1. The first international seminar, dedicated to the investigation of one of the crucial items on the agenda of our age - the role of science and technology in the transformation of the world - met. in a context of expectations, clearly articulated by the Project Co-ordinator, Dr. Anouar Abdel-Malek, and the Conference Chairman, Dr. Miroslav Pecujlic, Rector of the University of Belgrade, in the capital city of the Federal Socialist Republic of Yugoslavia, which vigorously proceeds along the paths of constructive mediation between the different spheres in the world of power and culture at work in our times. The central character of our times, of the real world in our times, is implicit in the transformation of all the dimensions of the life of human societies - a transformation which is neither unilinear nor synchronic, but involves the different sectors of social life and activity - economic production, patterns of power, social cohesiveness, cultural identity, civilizational projects, political ideologies, religious formations, philosophies, myths, etc., covering the entire span of the infrastructure and superstructure of society. The question arises: how can this transformation of the world be related to the social and human sciences, political and social theories, the philosophical quest for humane vision - in short, the cultural and civilizational dimensions of our life tomorrow - through structural modifications, through remodeling in depth of the world as we know it today? And the general focus, within which such interrogations and deliberations as are relevant to the problematique could unfold themselves, yielding significant, converging insights, must inevitably couple science and technology with culture, culture/civilization with power, in the belief that such confluence should become the meeting point of scholars and policy-makers; of specialists in the natural, mathematical, material, engineering, and life sciences with analysts and theoreticians of the sciences of man and society, of humanistic cultures and civilizational totalities. And the problematique, in all its complex ramifications, must continuously remain grounded in the firm territory of the crisis confronting us all - in the monstrous asymmetries of economic, political, scientific-technological, cultural/civilizational, informational/communicational resources, characterizing the present distribution across the globe.

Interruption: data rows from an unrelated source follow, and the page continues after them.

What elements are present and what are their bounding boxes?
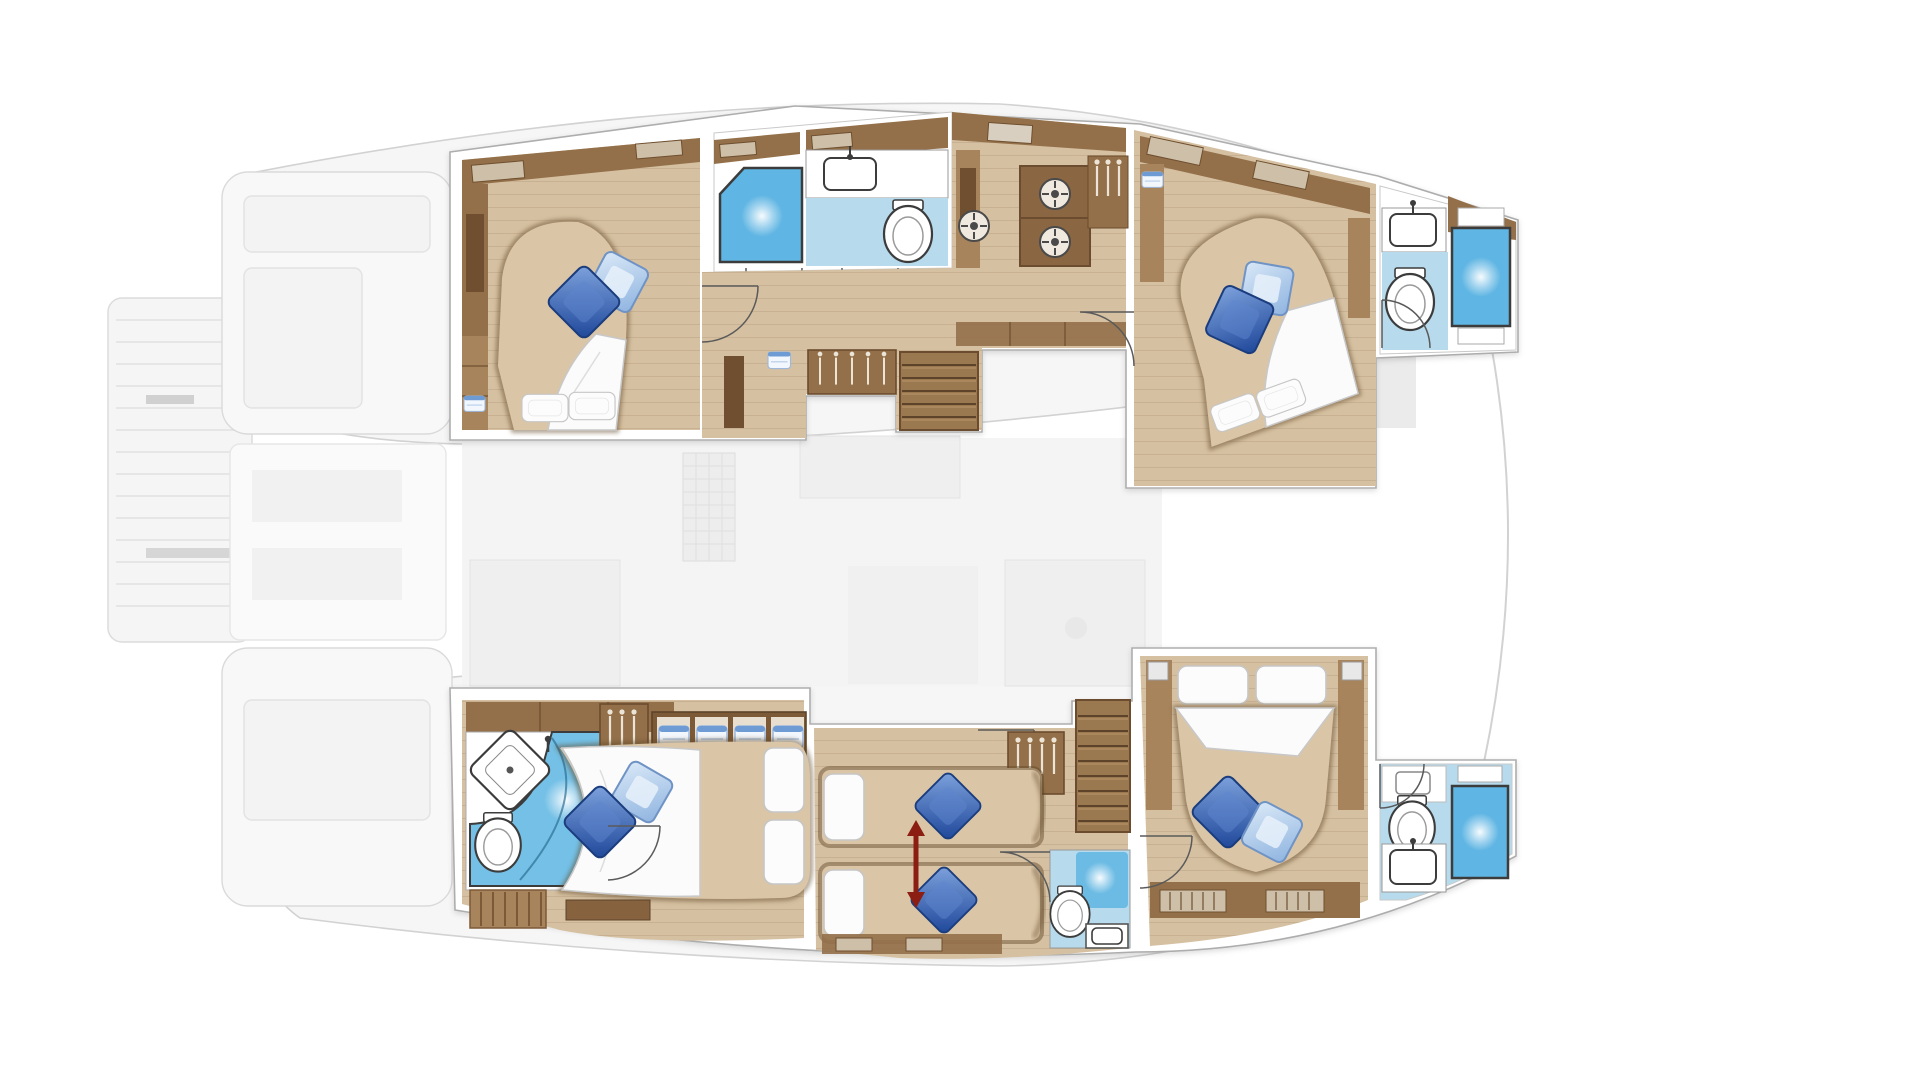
round-appliance xyxy=(1040,179,1070,209)
shower-curb xyxy=(1458,328,1504,344)
washbasin xyxy=(824,158,876,190)
shower-curb xyxy=(1458,208,1504,226)
hand-towel xyxy=(464,396,485,411)
ghost-aft-deck xyxy=(222,172,452,906)
speaker-box xyxy=(1342,662,1362,680)
floor-plan-page xyxy=(0,0,1920,1080)
washbasin xyxy=(1390,214,1436,246)
room-bottom-fwd-cabin xyxy=(1140,656,1368,946)
cockpit-grate-table xyxy=(683,453,735,561)
white-pillow xyxy=(764,820,804,884)
floor-plan-canvas xyxy=(0,0,1920,1080)
washbasin xyxy=(1390,850,1436,884)
side-column xyxy=(1146,660,1172,810)
teak-shower-mat xyxy=(470,890,546,928)
shower-curb xyxy=(1458,766,1502,782)
hanging-lockers-aft xyxy=(808,350,896,394)
towel xyxy=(1142,172,1163,187)
white-pillow xyxy=(1178,666,1248,704)
round-appliance xyxy=(959,211,989,241)
companionway-stairs-top xyxy=(900,352,978,430)
room-top-aft-cabin xyxy=(462,138,700,430)
towel-rail xyxy=(768,352,791,369)
corridor-post xyxy=(724,356,744,428)
side-column xyxy=(1338,660,1364,810)
white-pillow xyxy=(522,394,568,421)
single-bed-lower xyxy=(820,864,1043,942)
round-appliance xyxy=(1040,227,1070,257)
right-cabinet-column xyxy=(1348,218,1370,318)
single-bed-upper xyxy=(820,768,1043,846)
companionway-stairs-bottom xyxy=(1076,700,1130,832)
white-pillow xyxy=(764,748,804,812)
room-bottom-aft-cabin xyxy=(462,700,810,941)
under-bed-drawer xyxy=(566,900,650,920)
room-bottom-fwd-bathroom xyxy=(1380,764,1512,900)
lower-cabinet-band xyxy=(956,322,1126,346)
drawer-stack xyxy=(462,336,488,430)
white-pillow xyxy=(569,392,615,419)
white-pillow xyxy=(824,870,864,936)
storage-band xyxy=(822,934,1002,954)
double-bed xyxy=(560,742,810,899)
speaker-box xyxy=(1148,662,1168,680)
white-pillow xyxy=(1256,666,1326,704)
storage-band xyxy=(1150,882,1360,918)
room-top-fwd-bathroom xyxy=(1380,186,1516,354)
ghost-saloon xyxy=(462,436,1162,686)
white-pillow xyxy=(824,774,864,840)
shower-drain-glow xyxy=(741,195,783,237)
cabinet-door xyxy=(466,214,484,292)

2. This complex problematique was explored in its major facets, comprising constellations of specific questions and issues, through five plenary sessions, focusing successively on Science and Technology as Formative Factors of Contemporary Civilization; Technology Generation and Transfer - Transformation Alternatives; Biology, Medicine, and the Future of Mankind; The Control of Space and Power; and From Intellectual Dependence to Creativity. The expositions, discussions, debates, interrogations, illustrative concretizations, insightful suggestions, reflections and observations - all the diverse forms of cognitive, exploratory activities that were triggered off by the earnest engagement of leading minds from the major cultural, socio-political zones of the globe - eventually took identifiable flow-patterns: mutually complementary, occasionally converging, often ranged in debate-prone tendencies, sometimes in polar opposition, reflecting the real contradictions and divisions of our real-life situations. But, on balance, as the dialogue built up, gathered material and dynamism in its movement from the plenary session to the dialectical stage of in-depth reflections in the working sessions, it was impossible to escape the feeling of a general focusing slowly taking shape, of a broad convergence gradually unfolding as insights and thoughts started falling into place; of an overall deepening, extending, of our understanding; of the centrality of certain issues; and of the awareness that what had actually happened was a cognitive transformation that had overtaken us all!

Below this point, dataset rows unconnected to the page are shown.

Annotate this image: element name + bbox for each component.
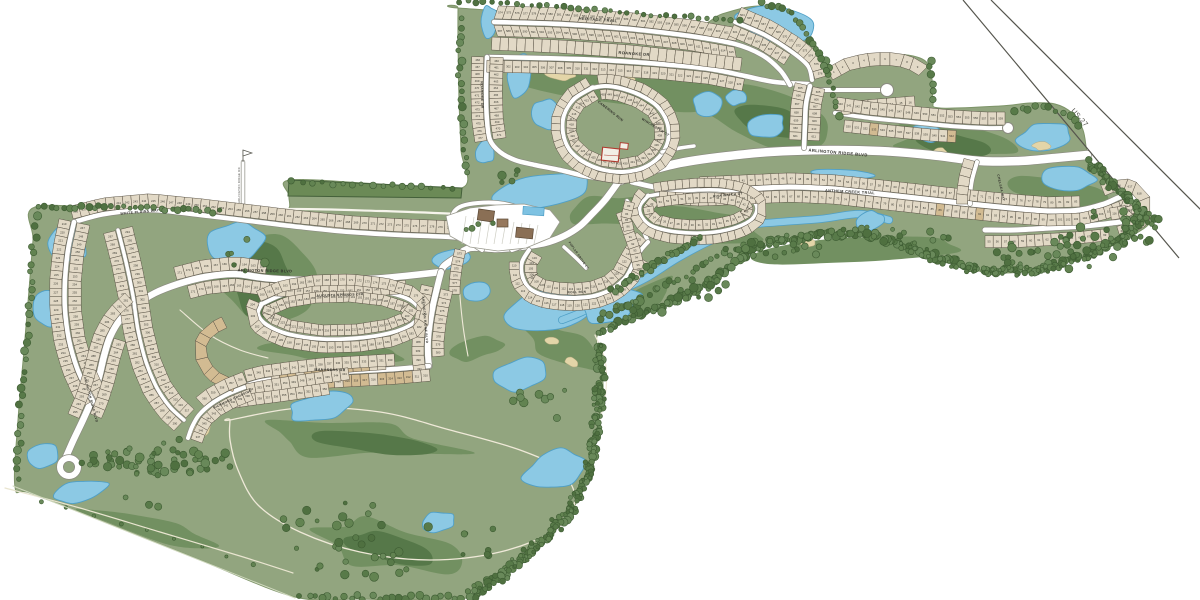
- svg-text:461: 461: [494, 66, 499, 70]
- svg-text:286: 286: [96, 337, 101, 341]
- svg-text:658: 658: [794, 110, 799, 114]
- svg-text:110: 110: [546, 285, 551, 289]
- svg-text:614: 614: [721, 49, 726, 53]
- svg-text:205: 205: [397, 318, 402, 322]
- svg-text:166: 166: [229, 283, 234, 287]
- svg-text:579: 579: [540, 12, 545, 16]
- svg-text:617: 617: [1128, 184, 1133, 188]
- svg-text:304: 304: [523, 65, 528, 69]
- svg-text:311: 311: [584, 67, 589, 71]
- svg-text:601: 601: [733, 30, 738, 34]
- svg-text:573: 573: [457, 252, 462, 256]
- svg-text:467: 467: [494, 107, 499, 111]
- svg-text:71: 71: [980, 195, 984, 199]
- svg-text:552: 552: [940, 114, 945, 118]
- svg-text:271: 271: [371, 222, 376, 226]
- svg-text:75: 75: [852, 198, 856, 202]
- svg-text:96: 96: [1018, 216, 1022, 220]
- svg-text:343: 343: [342, 372, 347, 376]
- svg-text:76: 76: [860, 199, 864, 203]
- svg-text:272: 272: [379, 222, 384, 226]
- svg-text:345: 345: [256, 371, 261, 375]
- svg-text:285: 285: [145, 385, 150, 389]
- svg-text:473: 473: [475, 107, 480, 111]
- svg-text:472: 472: [475, 100, 480, 104]
- svg-text:43: 43: [737, 200, 741, 204]
- svg-text:578: 578: [452, 288, 457, 292]
- svg-text:530: 530: [846, 124, 851, 128]
- svg-text:310: 310: [575, 67, 580, 71]
- svg-text:460: 460: [494, 59, 499, 63]
- svg-text:200: 200: [271, 335, 276, 339]
- svg-text:307: 307: [147, 339, 152, 343]
- svg-text:307: 307: [549, 66, 554, 70]
- svg-text:608: 608: [781, 56, 786, 60]
- svg-text:313: 313: [397, 376, 402, 380]
- svg-text:334: 334: [353, 360, 358, 364]
- svg-text:558: 558: [990, 117, 995, 121]
- svg-text:182: 182: [290, 299, 295, 303]
- svg-text:608: 608: [672, 41, 677, 45]
- svg-text:186: 186: [385, 340, 390, 344]
- svg-text:266: 266: [329, 218, 334, 222]
- svg-text:88: 88: [954, 210, 958, 214]
- svg-text:49: 49: [695, 196, 699, 200]
- svg-text:288: 288: [91, 354, 96, 358]
- svg-text:224: 224: [55, 265, 60, 269]
- svg-text:210: 210: [365, 326, 370, 330]
- svg-text:324: 324: [695, 75, 700, 79]
- svg-text:208: 208: [379, 324, 384, 328]
- svg-text:305: 305: [532, 65, 537, 69]
- svg-text:470: 470: [475, 86, 480, 90]
- svg-text:263: 263: [116, 342, 121, 346]
- svg-text:609: 609: [812, 119, 817, 123]
- svg-text:267: 267: [108, 234, 113, 238]
- svg-text:59: 59: [1021, 239, 1025, 243]
- svg-text:283: 283: [110, 312, 115, 316]
- svg-text:438: 438: [657, 134, 662, 138]
- svg-text:389: 389: [416, 349, 421, 353]
- svg-text:201: 201: [262, 330, 267, 334]
- svg-text:89: 89: [962, 211, 966, 215]
- svg-text:551: 551: [931, 113, 936, 117]
- svg-text:84: 84: [625, 212, 629, 216]
- svg-text:567: 567: [761, 22, 766, 26]
- svg-text:117: 117: [598, 282, 603, 286]
- svg-text:360: 360: [202, 396, 207, 400]
- svg-text:26: 26: [663, 219, 667, 223]
- svg-text:575: 575: [454, 267, 459, 271]
- svg-text:223: 223: [56, 256, 61, 260]
- svg-text:70: 70: [813, 195, 817, 199]
- svg-text:270: 270: [114, 259, 119, 263]
- svg-text:170: 170: [199, 287, 204, 291]
- svg-text:196: 196: [304, 343, 309, 347]
- svg-text:602: 602: [740, 33, 745, 37]
- svg-text:271: 271: [116, 267, 121, 271]
- svg-text:82: 82: [907, 204, 911, 208]
- svg-text:112: 112: [515, 282, 520, 286]
- svg-text:85: 85: [625, 218, 629, 222]
- svg-text:597: 597: [581, 32, 586, 36]
- svg-text:542: 542: [949, 134, 954, 138]
- svg-text:ARLINGTON RIDGE RD: ARLINGTON RIDGE RD: [237, 167, 241, 203]
- svg-text:266: 266: [109, 367, 114, 371]
- svg-text:554: 554: [956, 115, 961, 119]
- svg-text:49: 49: [806, 177, 810, 181]
- svg-text:272: 272: [118, 276, 123, 280]
- svg-text:352: 352: [266, 384, 271, 388]
- svg-text:611: 611: [811, 135, 816, 139]
- svg-text:347: 347: [308, 377, 313, 381]
- svg-text:434: 434: [647, 152, 652, 156]
- svg-text:578: 578: [532, 12, 537, 16]
- svg-text:116: 116: [1112, 211, 1117, 215]
- svg-text:315: 315: [173, 397, 178, 401]
- svg-text:123: 123: [600, 299, 605, 303]
- svg-text:80: 80: [1050, 200, 1054, 204]
- svg-text:343: 343: [274, 368, 279, 372]
- svg-text:248: 248: [177, 201, 182, 205]
- svg-text:222: 222: [57, 247, 62, 251]
- svg-text:309: 309: [566, 66, 571, 70]
- svg-text:607: 607: [775, 51, 780, 55]
- svg-text:280: 280: [130, 343, 135, 347]
- svg-text:150: 150: [365, 288, 370, 292]
- svg-text:54: 54: [659, 200, 663, 204]
- svg-text:28: 28: [676, 222, 680, 226]
- svg-text:273: 273: [120, 284, 125, 288]
- svg-text:227: 227: [53, 291, 58, 295]
- svg-text:306: 306: [145, 331, 150, 335]
- svg-text:235: 235: [63, 359, 68, 363]
- svg-text:655: 655: [798, 86, 803, 90]
- svg-text:189: 189: [361, 344, 366, 348]
- svg-text:262: 262: [295, 215, 300, 219]
- svg-text:20: 20: [650, 202, 654, 206]
- svg-text:226: 226: [53, 282, 58, 286]
- svg-text:289: 289: [89, 363, 94, 367]
- svg-text:197: 197: [296, 342, 301, 346]
- svg-text:278: 278: [127, 326, 132, 330]
- svg-text:448: 448: [614, 94, 619, 98]
- svg-text:542: 542: [855, 105, 860, 109]
- svg-text:185: 185: [310, 296, 315, 300]
- svg-text:43: 43: [758, 178, 762, 182]
- svg-text:185: 185: [393, 338, 398, 342]
- svg-text:35: 35: [726, 219, 730, 223]
- svg-text:328: 328: [728, 81, 733, 85]
- svg-text:160: 160: [260, 293, 265, 297]
- svg-text:164: 164: [245, 285, 250, 289]
- svg-text:163: 163: [253, 286, 258, 290]
- svg-text:56: 56: [862, 182, 866, 186]
- svg-text:606: 606: [655, 39, 660, 43]
- svg-text:415: 415: [576, 106, 581, 110]
- svg-text:657: 657: [795, 102, 800, 106]
- svg-text:306: 306: [541, 65, 546, 69]
- svg-text:68: 68: [797, 195, 801, 199]
- svg-text:590: 590: [632, 18, 637, 22]
- svg-text:295: 295: [73, 410, 78, 414]
- svg-text:588: 588: [506, 29, 511, 33]
- svg-text:33: 33: [712, 222, 716, 226]
- svg-text:345: 345: [202, 422, 207, 426]
- svg-text:286: 286: [149, 393, 154, 397]
- svg-text:388: 388: [416, 340, 421, 344]
- svg-text:557: 557: [982, 116, 987, 120]
- svg-text:344: 344: [206, 416, 211, 420]
- svg-text:258: 258: [73, 314, 78, 318]
- svg-text:228: 228: [53, 299, 58, 303]
- svg-text:30: 30: [691, 223, 695, 227]
- svg-text:105: 105: [528, 267, 533, 271]
- svg-text:97: 97: [1026, 217, 1030, 221]
- svg-text:54: 54: [846, 180, 850, 184]
- svg-text:220: 220: [298, 325, 303, 329]
- svg-text:540: 540: [838, 102, 843, 106]
- svg-text:166: 166: [307, 279, 312, 283]
- svg-text:170: 170: [340, 278, 345, 282]
- svg-text:378: 378: [436, 335, 441, 339]
- svg-text:204: 204: [250, 303, 255, 307]
- svg-text:83: 83: [915, 205, 919, 209]
- svg-text:543: 543: [864, 106, 869, 110]
- svg-text:325: 325: [703, 76, 708, 80]
- svg-text:254: 254: [228, 207, 233, 211]
- svg-text:238: 238: [73, 384, 78, 388]
- svg-text:576: 576: [818, 72, 823, 76]
- svg-text:376: 376: [438, 317, 443, 321]
- svg-text:609: 609: [680, 42, 685, 46]
- svg-text:114: 114: [528, 295, 533, 299]
- svg-text:242: 242: [125, 200, 130, 204]
- svg-text:314: 314: [388, 377, 393, 381]
- svg-text:180: 180: [279, 303, 284, 307]
- svg-text:610: 610: [812, 127, 817, 131]
- svg-text:471: 471: [497, 133, 502, 137]
- svg-text:52: 52: [673, 198, 677, 202]
- svg-text:605: 605: [816, 90, 821, 94]
- svg-text:252: 252: [74, 266, 79, 270]
- svg-text:232: 232: [57, 334, 62, 338]
- svg-text:113: 113: [521, 289, 526, 293]
- svg-text:559: 559: [998, 117, 1003, 121]
- svg-text:598: 598: [589, 33, 594, 37]
- svg-text:267: 267: [107, 376, 112, 380]
- svg-text:295: 295: [127, 238, 132, 242]
- svg-text:258: 258: [262, 211, 267, 215]
- svg-text:294: 294: [76, 402, 81, 406]
- svg-text:59: 59: [886, 184, 890, 188]
- svg-text:577: 577: [523, 11, 528, 15]
- svg-text:283: 283: [138, 369, 143, 373]
- svg-text:169: 169: [206, 286, 211, 290]
- svg-text:124: 124: [607, 297, 612, 301]
- svg-text:270: 270: [362, 221, 367, 225]
- svg-text:309: 309: [152, 355, 157, 359]
- svg-text:327: 327: [720, 79, 725, 83]
- svg-text:604: 604: [755, 40, 760, 44]
- svg-text:537: 537: [906, 131, 911, 135]
- svg-text:600: 600: [606, 34, 611, 38]
- svg-text:538: 538: [915, 132, 920, 136]
- svg-text:42: 42: [743, 203, 747, 207]
- svg-text:64: 64: [925, 189, 929, 193]
- svg-text:297: 297: [131, 255, 136, 259]
- svg-text:615: 615: [729, 50, 734, 54]
- svg-text:253: 253: [73, 275, 78, 279]
- svg-text:420: 420: [570, 134, 575, 138]
- svg-text:168: 168: [214, 285, 219, 289]
- svg-text:203: 203: [251, 314, 256, 318]
- svg-text:532: 532: [863, 126, 868, 130]
- svg-text:302: 302: [140, 298, 145, 302]
- svg-text:294: 294: [125, 230, 130, 234]
- svg-text:98: 98: [1034, 217, 1038, 221]
- svg-text:250: 250: [75, 250, 80, 254]
- svg-text:55: 55: [854, 181, 858, 185]
- svg-text:332: 332: [370, 359, 375, 363]
- svg-text:168: 168: [204, 264, 209, 268]
- svg-text:276: 276: [413, 224, 418, 228]
- svg-text:202: 202: [255, 324, 260, 328]
- svg-text:34: 34: [718, 221, 722, 225]
- svg-text:592: 592: [539, 30, 544, 34]
- svg-text:268: 268: [345, 220, 350, 224]
- svg-text:281: 281: [123, 298, 128, 302]
- svg-text:36: 36: [732, 218, 736, 222]
- svg-text:350: 350: [283, 381, 288, 385]
- svg-text:234: 234: [61, 351, 66, 355]
- svg-text:77: 77: [867, 200, 871, 204]
- svg-text:602: 602: [622, 35, 627, 39]
- svg-text:317: 317: [362, 378, 367, 382]
- svg-text:199: 199: [278, 338, 283, 342]
- svg-text:322: 322: [678, 73, 683, 77]
- svg-text:55: 55: [988, 240, 992, 244]
- svg-text:112: 112: [561, 287, 566, 291]
- svg-text:284: 284: [105, 320, 110, 324]
- svg-text:183: 183: [297, 298, 302, 302]
- svg-text:116: 116: [591, 285, 596, 289]
- svg-text:355: 355: [282, 393, 287, 397]
- svg-text:535: 535: [889, 129, 894, 133]
- svg-text:83: 83: [627, 204, 631, 208]
- svg-text:287: 287: [94, 346, 99, 350]
- svg-text:304: 304: [143, 315, 148, 319]
- svg-text:254: 254: [72, 283, 77, 287]
- svg-text:247: 247: [80, 226, 85, 230]
- svg-text:545: 545: [880, 108, 885, 112]
- svg-text:374: 374: [441, 301, 446, 305]
- svg-text:91: 91: [978, 212, 982, 216]
- svg-text:103: 103: [532, 256, 537, 260]
- svg-text:265: 265: [320, 218, 325, 222]
- svg-text:313: 313: [164, 385, 169, 389]
- svg-text:418: 418: [569, 123, 574, 127]
- svg-text:175: 175: [381, 282, 386, 286]
- svg-text:380: 380: [436, 350, 441, 354]
- svg-text:31: 31: [698, 223, 702, 227]
- svg-text:312: 312: [161, 378, 166, 382]
- svg-text:214: 214: [339, 328, 344, 332]
- svg-text:216: 216: [325, 328, 330, 332]
- svg-text:656: 656: [796, 93, 801, 97]
- svg-text:604: 604: [639, 37, 644, 41]
- svg-text:273: 273: [387, 223, 392, 227]
- svg-text:101: 101: [1058, 218, 1063, 222]
- svg-text:81: 81: [899, 203, 903, 207]
- svg-text:95: 95: [1010, 215, 1014, 219]
- svg-text:104: 104: [1082, 216, 1087, 220]
- svg-text:323: 323: [686, 74, 691, 78]
- svg-text:220: 220: [60, 230, 65, 234]
- svg-text:575: 575: [506, 11, 511, 15]
- svg-text:221: 221: [58, 239, 63, 243]
- svg-text:598: 598: [699, 26, 704, 30]
- svg-text:251: 251: [74, 258, 79, 262]
- svg-text:564: 564: [740, 13, 745, 17]
- svg-text:533: 533: [872, 127, 877, 131]
- svg-text:555: 555: [965, 116, 970, 120]
- svg-text:167: 167: [316, 279, 321, 283]
- svg-text:ROLL RUN: ROLL RUN: [568, 290, 587, 295]
- svg-text:85: 85: [931, 207, 935, 211]
- svg-text:337: 337: [327, 362, 332, 366]
- svg-text:574: 574: [498, 11, 503, 15]
- svg-text:95: 95: [637, 263, 641, 267]
- svg-text:86: 86: [627, 225, 631, 229]
- svg-text:431: 431: [630, 160, 635, 164]
- svg-text:37: 37: [738, 215, 742, 219]
- svg-text:469: 469: [495, 120, 500, 124]
- svg-text:462: 462: [494, 73, 499, 77]
- svg-text:359: 359: [211, 390, 216, 394]
- svg-text:382: 382: [424, 288, 429, 292]
- svg-text:375: 375: [440, 309, 445, 313]
- svg-text:102: 102: [1066, 218, 1071, 222]
- svg-text:94: 94: [1002, 215, 1006, 219]
- svg-text:351: 351: [314, 388, 319, 392]
- svg-text:228: 228: [266, 308, 271, 312]
- svg-text:546: 546: [889, 109, 894, 113]
- svg-text:312: 312: [406, 375, 411, 379]
- svg-text:83: 83: [1074, 200, 1078, 204]
- svg-text:351: 351: [274, 382, 279, 386]
- svg-text:544: 544: [872, 107, 877, 111]
- svg-text:268: 268: [110, 243, 115, 247]
- svg-text:534: 534: [880, 128, 885, 132]
- svg-text:269: 269: [102, 393, 107, 397]
- svg-text:53: 53: [666, 199, 670, 203]
- svg-text:576: 576: [515, 11, 520, 15]
- svg-text:314: 314: [609, 68, 614, 72]
- svg-text:441: 441: [653, 116, 658, 120]
- svg-text:589: 589: [514, 29, 519, 33]
- svg-text:605: 605: [762, 43, 767, 47]
- svg-text:219: 219: [62, 222, 67, 226]
- svg-text:358: 358: [220, 385, 225, 389]
- svg-text:601: 601: [614, 35, 619, 39]
- svg-text:550: 550: [923, 112, 928, 116]
- svg-text:591: 591: [531, 30, 536, 34]
- svg-text:331: 331: [379, 359, 384, 363]
- svg-text:164: 164: [292, 282, 297, 286]
- svg-text:310: 310: [423, 374, 428, 378]
- svg-text:87: 87: [946, 209, 950, 213]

3. As concluding reflections on the problematique, it must be advisable to take note of those areas where, relatively speaking, the shared insights and cognitive convergence appeared to be pronounced. Science, in its totality of domains - natural, human-social, cultural/civilizational - and technology were everywhere firmly and deeply embodied in the socio-political structures which determined their dominating/ liberating functions. Their hidden social relations and hidden power-base, therefore, needed total transformation, if these resources were to be converted into a massive cultural/civilizational force for re-forming the greater part of the human societies into a more humane, democratic, just, and egalitarian future. The cultural question, then, was how to disseminate scientific insights to the people at large; how to integrate the dissociated sectors of science/technology with the foundational sectors of political social policy formation and decision making; how to strengthen complementarities across differentiated orientations; how to identify and strengthen solidarity among humane, transforming, progressive sectors of humanity distributed across the existing divisions of socio-political boundaries; how to sharpen focus on the gearbox of changing, challenging priorities; how to cope with the ever-increasing pressures which hegemonistic, dominating centres were busy releasing at an exponential pace; how to mobilize and organize the vast, latent reserves of endogenous creativity of the vast majority of mankind for initiating, sustaining, and completing the transformations that are overdue, that admit of no procrastination, divergence, or masking. In this realm of confluence, where reflective activity suggested urgent action, we note the final thrust of the seminar deliberations.